On the oth­er hand, a com­pa­ny which em­braces in­com­pe­tence and the Bel­lowed Ran­dom­ness will have much more dif­fi­cul­ty to com­plete­ly re­ori­ent it­self in or­der to tar­get a dif­fer­ent mar­ket, since there would be no one to give out­stand­ing in­no­v­a­tive ideas. And even if such re­ori­en­ta­tion would be pos­si­ble, the fact that the cul­ture of the com­pa­ny won’t change will give all the odds for a fail­ure in the new mar­ket as well.

A few decades ago, IBM was a leader in hard­ware and soft­ware pro­duc­tion. To­day, my girl­friend doesn’t even know what IBM is, and nev­er heard the name. De­spite the im­pres­sive move from a leader cor­po­ra­tion known by any­one to an en­ti­ty known only by IT peo­ple and busi­ness­men, IBM stays a suc­cess­ful multi­na­tion­al cor­po­ra­tion, far from be­ing dead. Why? Sim­ply be­cause IBM hires peo­ple who know their job, and do it well, peo­ple who know that the Love­ly Ran­dom­ness has no place in IT, peo­ple who seek im­prove­ment in every­thing they do, peo­ple who have ideas—great ideas. By em­brac­ing the in­dus­try stan­dards and best prac­tices, and par­tic­i­pat­ing in their growth, IBM has small room for fail­ure. They don’t de­liv­er ran­dom prod­ucts with ran­dom de­lays at a ran­dom cost.
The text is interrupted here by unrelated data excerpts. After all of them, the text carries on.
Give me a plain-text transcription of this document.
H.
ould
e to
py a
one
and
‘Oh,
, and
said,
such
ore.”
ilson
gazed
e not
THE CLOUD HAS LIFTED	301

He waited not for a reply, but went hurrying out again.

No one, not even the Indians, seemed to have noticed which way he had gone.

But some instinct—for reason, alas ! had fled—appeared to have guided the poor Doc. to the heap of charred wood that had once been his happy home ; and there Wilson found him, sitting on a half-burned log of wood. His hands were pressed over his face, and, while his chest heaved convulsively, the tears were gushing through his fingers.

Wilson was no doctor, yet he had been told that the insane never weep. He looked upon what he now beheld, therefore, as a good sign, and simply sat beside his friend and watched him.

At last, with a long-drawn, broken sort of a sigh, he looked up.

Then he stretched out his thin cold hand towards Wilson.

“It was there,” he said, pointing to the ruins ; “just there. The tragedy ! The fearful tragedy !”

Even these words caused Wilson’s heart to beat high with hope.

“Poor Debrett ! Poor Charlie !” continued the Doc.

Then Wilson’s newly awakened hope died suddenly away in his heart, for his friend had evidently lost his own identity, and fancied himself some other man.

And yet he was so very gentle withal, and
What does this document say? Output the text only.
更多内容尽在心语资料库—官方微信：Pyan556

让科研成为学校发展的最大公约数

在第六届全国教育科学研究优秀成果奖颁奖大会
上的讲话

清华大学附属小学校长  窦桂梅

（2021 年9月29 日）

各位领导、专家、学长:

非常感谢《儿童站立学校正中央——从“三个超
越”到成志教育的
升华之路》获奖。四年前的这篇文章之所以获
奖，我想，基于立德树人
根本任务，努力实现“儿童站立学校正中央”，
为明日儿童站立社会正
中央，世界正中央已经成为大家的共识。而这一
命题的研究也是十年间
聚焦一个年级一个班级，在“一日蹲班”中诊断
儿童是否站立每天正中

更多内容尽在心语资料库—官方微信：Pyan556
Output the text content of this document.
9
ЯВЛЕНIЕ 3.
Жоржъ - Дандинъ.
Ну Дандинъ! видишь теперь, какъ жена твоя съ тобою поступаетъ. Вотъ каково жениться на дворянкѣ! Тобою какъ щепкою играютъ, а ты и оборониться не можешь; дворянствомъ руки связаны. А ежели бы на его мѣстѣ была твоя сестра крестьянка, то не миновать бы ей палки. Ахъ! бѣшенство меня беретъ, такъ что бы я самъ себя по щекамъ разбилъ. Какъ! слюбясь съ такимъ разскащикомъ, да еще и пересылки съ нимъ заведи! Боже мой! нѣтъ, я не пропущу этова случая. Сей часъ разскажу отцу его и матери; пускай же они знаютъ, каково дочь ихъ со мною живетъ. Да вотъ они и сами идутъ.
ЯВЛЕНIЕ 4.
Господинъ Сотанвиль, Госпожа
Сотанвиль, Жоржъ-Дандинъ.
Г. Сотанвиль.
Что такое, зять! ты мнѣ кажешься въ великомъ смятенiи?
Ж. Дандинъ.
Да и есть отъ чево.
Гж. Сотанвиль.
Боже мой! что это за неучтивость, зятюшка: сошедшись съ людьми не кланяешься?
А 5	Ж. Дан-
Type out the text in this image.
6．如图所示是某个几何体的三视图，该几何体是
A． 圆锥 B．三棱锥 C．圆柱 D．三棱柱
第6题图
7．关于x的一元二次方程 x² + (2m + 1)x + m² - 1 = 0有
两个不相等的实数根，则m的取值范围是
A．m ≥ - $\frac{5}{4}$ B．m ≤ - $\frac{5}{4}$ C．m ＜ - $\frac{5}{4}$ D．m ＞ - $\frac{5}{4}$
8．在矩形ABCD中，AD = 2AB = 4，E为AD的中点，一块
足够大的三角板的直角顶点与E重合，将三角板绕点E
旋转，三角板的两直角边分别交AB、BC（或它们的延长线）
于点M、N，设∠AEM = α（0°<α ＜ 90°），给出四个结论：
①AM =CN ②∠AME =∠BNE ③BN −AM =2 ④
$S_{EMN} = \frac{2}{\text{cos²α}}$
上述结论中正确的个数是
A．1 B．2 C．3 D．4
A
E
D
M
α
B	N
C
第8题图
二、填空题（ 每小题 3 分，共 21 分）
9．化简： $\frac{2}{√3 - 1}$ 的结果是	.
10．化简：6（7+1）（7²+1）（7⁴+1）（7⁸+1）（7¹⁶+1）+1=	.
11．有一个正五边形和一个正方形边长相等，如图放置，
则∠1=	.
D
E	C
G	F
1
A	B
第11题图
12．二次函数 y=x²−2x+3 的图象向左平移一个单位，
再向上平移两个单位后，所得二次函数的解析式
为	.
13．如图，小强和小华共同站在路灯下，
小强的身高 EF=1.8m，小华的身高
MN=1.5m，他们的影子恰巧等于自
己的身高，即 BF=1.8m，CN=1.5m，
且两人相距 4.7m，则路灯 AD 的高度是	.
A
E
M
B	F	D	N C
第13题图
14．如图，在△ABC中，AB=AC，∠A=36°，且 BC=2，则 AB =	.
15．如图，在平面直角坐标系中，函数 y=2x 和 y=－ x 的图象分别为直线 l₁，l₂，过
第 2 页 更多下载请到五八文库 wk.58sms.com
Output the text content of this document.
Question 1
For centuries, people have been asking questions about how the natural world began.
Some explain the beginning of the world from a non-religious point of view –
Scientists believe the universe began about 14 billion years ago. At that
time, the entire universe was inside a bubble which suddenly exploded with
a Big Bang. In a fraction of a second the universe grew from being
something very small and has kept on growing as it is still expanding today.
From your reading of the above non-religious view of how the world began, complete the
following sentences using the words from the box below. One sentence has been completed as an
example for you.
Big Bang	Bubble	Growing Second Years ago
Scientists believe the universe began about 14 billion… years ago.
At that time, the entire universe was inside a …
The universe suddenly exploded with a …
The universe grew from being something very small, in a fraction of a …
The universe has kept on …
By do­ing the op­po­site of what large suc­cess­ful cor­po­ra­tions do, com­pa­nies dig their grave. They do it with all their en­er­gy and won­der­ful cre­ativ­i­ty, seek­ing any op­por­tu­ni­ty to fail in the most ran­dom way, and to fail bad­ly, keep­ing as lit­tle chances as pos­si­ble to sur­vive the bad times and the good com­peti­tor.